Studie zum Einsatz von Methadon bei Krebs rückt näher: Wolfhagerin sammelte Unterschriften 

+
Die Stimmung war positiv: Petent Alexander Schaible und Forscherin Dr. Claudia Friesen mit MdB Timon Gremmels im Bundestag in Berlin.

Im Sommer sammelte Melanie Döhne Unterschriften für eine Petition zur Studie zum Einsatz von Methadon bei Krebs. Dass am Ende insgesamt 53.000 Stimmen zusammenkommen würden, hätte sie damals vermutlich nicht gedacht.

Damit war das Quorum erreicht. Allein 737 Stimmen aus dem Wolfhager Land sind dabei. Jetzt war Petent Alexander Schaible gemeinsam mit der Ulmer Forscherin Dr. Claudia Friesen im Petitionsausschuss des Deutschen Bundestages in Berlin, um für den gezielten Einsatz von Forschungsgeld für klinische Studien zum Einsatz von Methadon in der Krebstherapie zu werben.

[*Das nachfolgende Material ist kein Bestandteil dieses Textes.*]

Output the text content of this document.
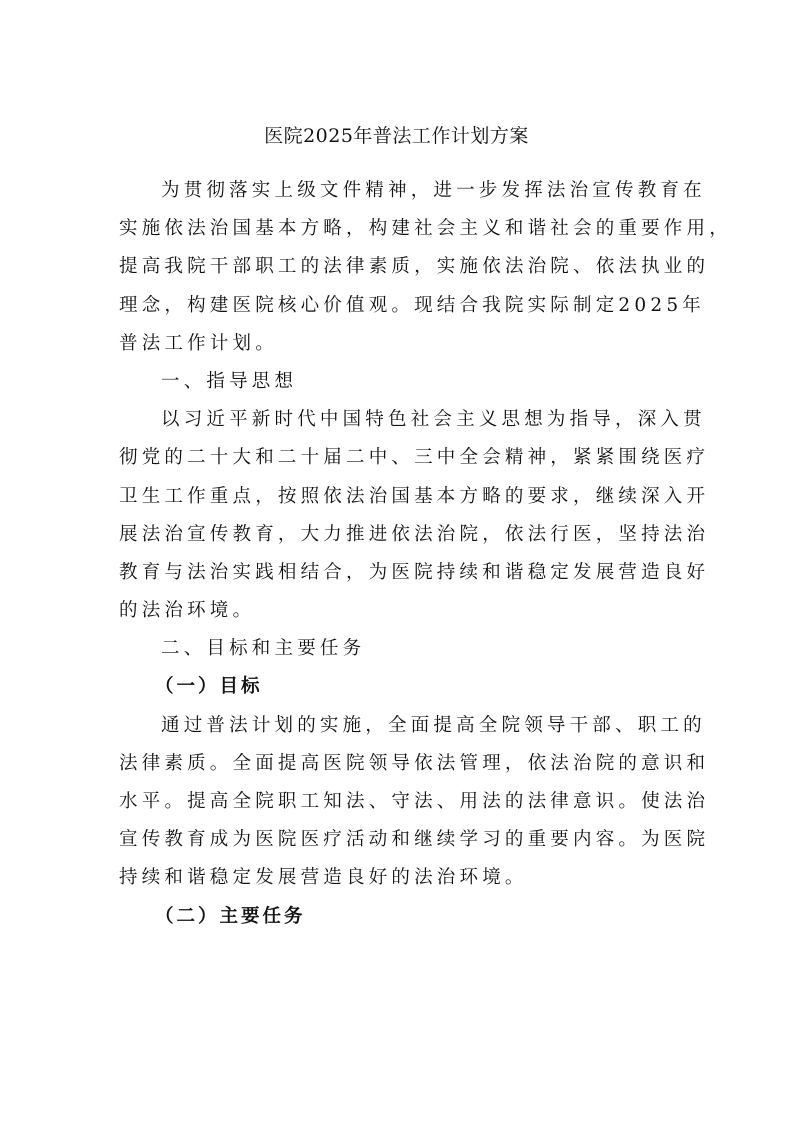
医院2025年普法工作计划方案
为贯彻落实上级文件精神，进一步发挥法治宣传教育在
实施依法治国基本方略，构建社会主义和谐社会的重要作用，
提高我院干部职工的法律素质，实施依法治院、依法执业的
理念，构建医院核心价值观。现结合我院实际制定2025年
普法工作计划。
一、指导思想
以习近平新时代中国特色社会主义思想为指导，深入贯
彻党的二十大和二十届二中、三中全会精神，紧紧围绕医疗
卫生工作重点，按照依法治国基本方略的要求，继续深入开
展法治宣传教育，大力推进依法治院，依法行医，坚持法治
教育与法治实践相结合，为医院持续和谐稳定发展营造良好
的法治环境。
二、目标和主要任务
（一）目标
通过普法计划的实施，全面提高全院领导干部、职工的
法律素质。全面提高医院领导依法管理，依法治院的意识和
水平。提高全院职工知法、守法、用法的法律意识。使法治
宣传教育成为医院医疗活动和继续学习的重要内容。为医院
持续和谐稳定发展营造良好的法治环境。
（二）主要任务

Schaible sagte vor dem Ausschuss, Methadon könne zu einem besseren Behandlungserfolg bei konventionellen Krebstherapien beitragen. Das hätten präklinische Daten gezeigt. Die Kosten für solch eine Ergänzungsbehandlung lägen bei lediglich 300 Euro pro Patient jährlich. 

Zudem sei die Wirkung von Methadon auf den Menschen durch den Einsatz in der Schmerztherapie und der Substitutionstherapie bekannt und müsse nicht neu erforscht werden. Für den Einsatz bei Tumorpatienten werde nur ein geringer Bruchteil der bei den anderen Therapien eingesetzten Mengen am Methadon benötigt, sagte Schaible.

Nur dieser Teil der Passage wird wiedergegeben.